Despite a civil engineering degree, Ms. Lagnado joined Unilever's marketing department in her native Brazil in 1987. Within two years she was a brand development director at Unilever headquarters in London, later working on European regionalization of deodorant brands, including launching Dove deodorant in Europe. A long U.K. stint was followed by three years in Buenos Aires, as Latin America was reorganized on a regional basis. After two regional jobs on different continents, Ms. Lagnado was ready to step up to a global role.
Unilever's big step
Dove's last big move, into hair care, started in Taiwan and only arrived in the U.S. last year after a global rollout. And Dove deodorant's first countries were Chile and Italy. So debuting Dove moisturizers in the world's biggest market this summer is a huge step for Unilever.
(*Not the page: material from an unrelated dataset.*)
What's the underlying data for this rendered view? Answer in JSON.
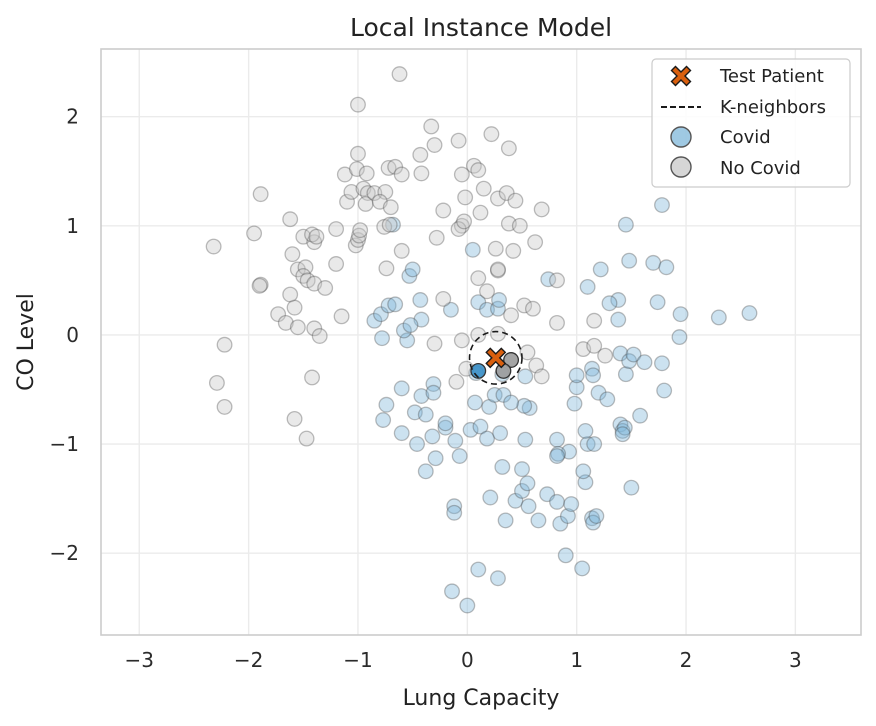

"With hair, there were more doubts about whether it was right for Dove so we started small," Ms. Lagnado says. "Hair has done so well it gives us confidence it can play in a beauty category."
A key part of Ms. Lagnado's job as she develops Dove for the world is sticking to her vision. At a company where Dove is so precious that Chairman Niall FitzGerald recently spent two hours discussing the brand with Ms. Lagnado, everyone has deeply felt ideas about where Dove should go next.
"Can you imagine how many opinions there are about what you can and can't do with Dove?" she asks. "Like, should Dove do men? That was the easiest to say 'No.' In the end, I go with my view."
Ms. Lagnado is part of a two-career Unilever couple --husband Richard currently has a strategy job -- with a daughter and son aged 9 and 7. In a family where everyone has an affectionate nickname, Silvia is called "Lovey Dovey" at home.